Wien. Die Einstellung aller Kampfhandlungen wurde für den 8. Mai um 23.01 Uhr festgelegt. So vereinbarten es in Reims, der Krönungsstadt der französischen Könige, die Alliierten am 7. Mai 1945 mit der Wehrmacht bei der bedingungslosen Kapitulation des NS-Regimes. Damit endete der Zweite Weltkrieg. Die Schlacht um Wien hatte die Rote Armee zu diesem Zeitpunkt bereits gewonnen, am 27. Mai erklärten Vertreter von SPÖ, ÖVP und KPÖ die Unabhängigkeit Österreichs; noch am selben Tag konstituierte sich eine Provisorische Staatsregierung unter dem Vorsitz Karl Renners.

Das ist der historische Hintergrund, warum der 8. Mai seitdem in etlichen Ländern Europas als "Tag der Befreiung" vom Nationalsozialismus gefeiert wird. Am Dienstag luden aus diesem Anlass Bundeskanzler Sebastian Kurz (ÖVP) und Vizekanzler Heinz-Christian Strache (FPÖ) ins Kanzleramt zu einem Festakt. Als Festredner war Arik Brauer geladen.

Die Sieger und Verlierer
des 8. Mai

Der bewundernswert agile 89-jährige Holocaust-Überlebende, Maler, Sänger und Dichter, der den Zweiten Weltkrieg versteckt in Wien überstanden hatte, sprach gleich zu Beginn seiner Rede die ambivalenten Gefühle zum Ende des Krieges an, dessen letzte Züge er hautnah als abgemagerter 16-Jähriger miterlebt hatte: "Für mich war es selbstverständlich eine Befreiung, für mich war es selbstverständlich ein Sieg. Nicht so für die Bevölkerung." Für diese seien vielmehr zerstörte Wohnungen, gefallene Kinder und Ehemänner, vergewaltigte Töchter die Realität gewesen. "Die Menschen hatten das Gefühl, wir haben den Krieg verloren, so, jetzt haben wir den Scherm auf."

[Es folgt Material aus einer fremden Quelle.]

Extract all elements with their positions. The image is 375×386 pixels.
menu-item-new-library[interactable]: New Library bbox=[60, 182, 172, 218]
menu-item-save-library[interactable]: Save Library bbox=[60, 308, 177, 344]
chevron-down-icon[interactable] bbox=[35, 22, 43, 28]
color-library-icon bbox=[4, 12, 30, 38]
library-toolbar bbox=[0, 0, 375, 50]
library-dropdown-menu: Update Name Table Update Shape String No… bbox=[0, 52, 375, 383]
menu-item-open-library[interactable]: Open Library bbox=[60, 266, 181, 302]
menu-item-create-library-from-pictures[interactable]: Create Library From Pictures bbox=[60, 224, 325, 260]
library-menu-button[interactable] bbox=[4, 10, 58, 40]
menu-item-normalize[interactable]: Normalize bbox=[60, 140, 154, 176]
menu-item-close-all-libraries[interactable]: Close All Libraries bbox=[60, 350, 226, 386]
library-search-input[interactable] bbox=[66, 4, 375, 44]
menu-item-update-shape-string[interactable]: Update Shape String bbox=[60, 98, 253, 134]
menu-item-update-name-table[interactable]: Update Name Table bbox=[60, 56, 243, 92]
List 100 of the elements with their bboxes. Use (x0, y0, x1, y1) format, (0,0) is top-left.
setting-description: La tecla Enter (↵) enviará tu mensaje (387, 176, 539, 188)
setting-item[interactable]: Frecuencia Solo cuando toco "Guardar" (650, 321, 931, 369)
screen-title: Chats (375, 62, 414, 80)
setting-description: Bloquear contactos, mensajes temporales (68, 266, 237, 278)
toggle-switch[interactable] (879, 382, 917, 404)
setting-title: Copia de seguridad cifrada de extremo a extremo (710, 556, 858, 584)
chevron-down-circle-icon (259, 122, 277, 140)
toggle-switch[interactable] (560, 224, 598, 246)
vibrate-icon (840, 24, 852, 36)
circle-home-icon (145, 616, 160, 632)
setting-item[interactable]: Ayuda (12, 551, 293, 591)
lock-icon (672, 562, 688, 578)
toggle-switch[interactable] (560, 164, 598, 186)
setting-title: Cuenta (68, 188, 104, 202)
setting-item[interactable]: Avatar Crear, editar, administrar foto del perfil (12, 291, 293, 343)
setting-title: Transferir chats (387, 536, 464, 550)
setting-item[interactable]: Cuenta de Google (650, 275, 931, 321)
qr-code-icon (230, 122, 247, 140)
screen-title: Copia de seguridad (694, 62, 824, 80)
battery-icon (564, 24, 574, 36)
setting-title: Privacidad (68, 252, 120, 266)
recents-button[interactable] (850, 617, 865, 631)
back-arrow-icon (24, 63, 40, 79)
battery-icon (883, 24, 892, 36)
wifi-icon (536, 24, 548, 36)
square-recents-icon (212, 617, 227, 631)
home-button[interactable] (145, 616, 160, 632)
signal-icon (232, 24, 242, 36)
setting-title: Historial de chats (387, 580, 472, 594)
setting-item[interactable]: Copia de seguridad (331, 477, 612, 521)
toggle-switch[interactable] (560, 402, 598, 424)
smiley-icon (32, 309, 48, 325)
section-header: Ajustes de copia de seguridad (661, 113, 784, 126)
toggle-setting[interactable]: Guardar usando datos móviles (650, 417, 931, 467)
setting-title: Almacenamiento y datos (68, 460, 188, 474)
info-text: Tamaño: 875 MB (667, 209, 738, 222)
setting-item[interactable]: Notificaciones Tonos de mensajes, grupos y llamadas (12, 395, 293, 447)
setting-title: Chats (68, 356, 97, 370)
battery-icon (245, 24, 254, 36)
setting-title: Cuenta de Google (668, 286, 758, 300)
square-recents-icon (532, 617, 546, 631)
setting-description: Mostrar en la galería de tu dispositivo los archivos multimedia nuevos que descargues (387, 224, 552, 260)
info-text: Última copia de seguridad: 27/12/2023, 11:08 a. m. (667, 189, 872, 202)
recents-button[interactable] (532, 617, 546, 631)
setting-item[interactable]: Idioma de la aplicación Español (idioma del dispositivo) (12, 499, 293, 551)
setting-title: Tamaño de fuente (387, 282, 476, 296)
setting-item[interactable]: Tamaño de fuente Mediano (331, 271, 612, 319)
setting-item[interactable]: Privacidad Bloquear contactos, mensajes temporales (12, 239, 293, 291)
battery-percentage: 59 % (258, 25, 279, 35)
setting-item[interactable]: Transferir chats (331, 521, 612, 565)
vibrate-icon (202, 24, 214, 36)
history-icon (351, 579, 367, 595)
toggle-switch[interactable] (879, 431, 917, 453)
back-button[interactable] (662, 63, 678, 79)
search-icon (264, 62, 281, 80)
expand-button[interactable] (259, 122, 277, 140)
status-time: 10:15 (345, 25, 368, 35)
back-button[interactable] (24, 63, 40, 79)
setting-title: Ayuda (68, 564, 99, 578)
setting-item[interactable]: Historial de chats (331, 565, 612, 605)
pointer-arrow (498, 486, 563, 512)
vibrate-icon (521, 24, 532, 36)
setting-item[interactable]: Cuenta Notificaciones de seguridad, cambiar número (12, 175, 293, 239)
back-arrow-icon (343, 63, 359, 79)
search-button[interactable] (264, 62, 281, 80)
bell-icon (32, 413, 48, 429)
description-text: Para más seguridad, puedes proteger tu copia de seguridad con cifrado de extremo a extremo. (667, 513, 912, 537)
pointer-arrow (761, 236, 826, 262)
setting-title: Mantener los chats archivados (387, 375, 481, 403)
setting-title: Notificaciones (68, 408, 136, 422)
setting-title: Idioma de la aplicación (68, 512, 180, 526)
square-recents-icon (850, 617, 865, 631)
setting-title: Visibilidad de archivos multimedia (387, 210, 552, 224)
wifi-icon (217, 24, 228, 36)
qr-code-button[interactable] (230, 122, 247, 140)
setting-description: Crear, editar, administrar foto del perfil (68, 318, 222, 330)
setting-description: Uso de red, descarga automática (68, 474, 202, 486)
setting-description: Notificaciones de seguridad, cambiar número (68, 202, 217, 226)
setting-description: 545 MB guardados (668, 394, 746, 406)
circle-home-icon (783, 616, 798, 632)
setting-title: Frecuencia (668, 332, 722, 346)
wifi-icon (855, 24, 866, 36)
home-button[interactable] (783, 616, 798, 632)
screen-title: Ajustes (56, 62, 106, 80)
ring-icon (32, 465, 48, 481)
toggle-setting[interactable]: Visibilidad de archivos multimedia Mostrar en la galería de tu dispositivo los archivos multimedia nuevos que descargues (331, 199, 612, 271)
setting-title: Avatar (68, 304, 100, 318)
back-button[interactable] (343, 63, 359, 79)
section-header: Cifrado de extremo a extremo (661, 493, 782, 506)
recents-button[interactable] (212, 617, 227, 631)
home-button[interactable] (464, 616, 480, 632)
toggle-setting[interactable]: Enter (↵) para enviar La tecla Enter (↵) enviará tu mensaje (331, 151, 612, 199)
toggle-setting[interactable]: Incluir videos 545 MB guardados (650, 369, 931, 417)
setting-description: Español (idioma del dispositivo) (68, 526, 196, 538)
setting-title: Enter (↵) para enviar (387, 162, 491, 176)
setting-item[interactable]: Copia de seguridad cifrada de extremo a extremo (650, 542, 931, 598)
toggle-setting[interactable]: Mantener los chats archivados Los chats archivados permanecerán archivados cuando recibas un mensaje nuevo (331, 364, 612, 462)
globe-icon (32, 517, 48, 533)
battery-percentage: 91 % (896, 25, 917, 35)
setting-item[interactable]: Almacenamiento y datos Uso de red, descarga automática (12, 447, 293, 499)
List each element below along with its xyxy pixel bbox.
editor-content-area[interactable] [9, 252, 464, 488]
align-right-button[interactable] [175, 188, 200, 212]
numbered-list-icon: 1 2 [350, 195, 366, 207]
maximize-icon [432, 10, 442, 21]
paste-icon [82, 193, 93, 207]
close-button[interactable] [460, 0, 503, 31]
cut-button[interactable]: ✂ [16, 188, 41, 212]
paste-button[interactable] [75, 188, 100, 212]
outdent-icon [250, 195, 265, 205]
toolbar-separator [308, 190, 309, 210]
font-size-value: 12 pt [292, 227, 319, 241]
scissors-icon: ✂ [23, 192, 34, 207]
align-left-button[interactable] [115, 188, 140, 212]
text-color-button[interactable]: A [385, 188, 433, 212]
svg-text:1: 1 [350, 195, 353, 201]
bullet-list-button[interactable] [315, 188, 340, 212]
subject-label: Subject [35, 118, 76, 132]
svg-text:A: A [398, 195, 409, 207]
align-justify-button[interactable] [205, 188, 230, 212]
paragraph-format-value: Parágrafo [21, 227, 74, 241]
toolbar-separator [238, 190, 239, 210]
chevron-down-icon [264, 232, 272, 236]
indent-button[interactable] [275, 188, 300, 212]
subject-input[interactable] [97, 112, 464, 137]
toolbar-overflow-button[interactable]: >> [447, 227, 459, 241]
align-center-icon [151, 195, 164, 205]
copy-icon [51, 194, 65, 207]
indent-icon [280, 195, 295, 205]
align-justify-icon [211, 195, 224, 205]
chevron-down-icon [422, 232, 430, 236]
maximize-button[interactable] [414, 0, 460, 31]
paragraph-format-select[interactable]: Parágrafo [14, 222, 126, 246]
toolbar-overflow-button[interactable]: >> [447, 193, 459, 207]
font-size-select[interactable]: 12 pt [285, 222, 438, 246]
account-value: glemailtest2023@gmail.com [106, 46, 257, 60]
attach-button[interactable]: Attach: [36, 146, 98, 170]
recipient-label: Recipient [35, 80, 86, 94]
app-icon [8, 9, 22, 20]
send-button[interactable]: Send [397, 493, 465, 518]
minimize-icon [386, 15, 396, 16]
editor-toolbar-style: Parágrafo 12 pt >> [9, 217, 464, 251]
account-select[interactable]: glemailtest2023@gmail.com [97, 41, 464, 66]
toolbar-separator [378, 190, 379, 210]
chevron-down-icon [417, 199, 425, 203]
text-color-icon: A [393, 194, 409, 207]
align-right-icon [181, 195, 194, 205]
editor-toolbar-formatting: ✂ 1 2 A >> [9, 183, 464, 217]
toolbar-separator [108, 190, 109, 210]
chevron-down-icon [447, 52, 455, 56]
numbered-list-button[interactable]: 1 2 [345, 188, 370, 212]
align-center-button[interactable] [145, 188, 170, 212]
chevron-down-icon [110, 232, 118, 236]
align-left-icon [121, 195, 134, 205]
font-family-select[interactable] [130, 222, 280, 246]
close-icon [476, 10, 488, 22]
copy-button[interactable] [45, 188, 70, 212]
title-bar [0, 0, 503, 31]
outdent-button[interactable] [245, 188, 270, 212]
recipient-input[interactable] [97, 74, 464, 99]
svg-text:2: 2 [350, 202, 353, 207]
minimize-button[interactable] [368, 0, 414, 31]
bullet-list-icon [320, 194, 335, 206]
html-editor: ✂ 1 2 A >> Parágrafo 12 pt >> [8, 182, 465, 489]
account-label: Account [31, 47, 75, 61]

Die Gegenwart sei stärker als die Vergangenheit, meinte Brauer weiter, und zwar aus einem einfachen Grund. "Die Gegenwart existiert, die Vergangenheit ist tot." Deshalb lasse sich diese auch leicht verdrängen: Etwa die jubelnden Massen auf dem Heldenplatz nach dem "Anschluss" im März 1938 oder die Siegesmeldungen in der "Wochenschau"; und auch das Gefühl, einer überlegenen Rasse anzugehören, lasse sich später verdrängen.

"Ich glaube nicht an Kollektivschuld. Aber jeder Einzelne muss am Ende - und, davon bin ich überzeugt, wird es auch - Rechnung ablegen über seine Taten", so Brauer. Gewonnen habe an diesem 8. Mai 1945 die Demokratie über die Diktatur, verloren hätten die Täter und der Nationalsozialismus. Heute sei er sich sicher, "dass die überwältigende Mehrheit der Menschen in Österreich durchaus imstande ist, die Situation und die Wahrheit von der Zeit des Zweiten Weltkriegs richtig einzuschätzen".

Großer Applaus und
Standing Ovations

Zur heutigen Situation in Europa sagte Brauer: "Glückliches Europa, in dem ein Land - wenn auch oft aus egoistischen Interessen - dem anderen auf die Finger schaut, damit es nur ja seine Demokratie hegt und pflegt. Und glücklich die Bevölkerung, die eine Regierung hat, wo Menschen sind, hoffentlich, die imstande sind, mit Geduld und mit Freude die Kritik und Kontrolle der Öffentlichkeit zu ertragen - je mehr davon, umso besser."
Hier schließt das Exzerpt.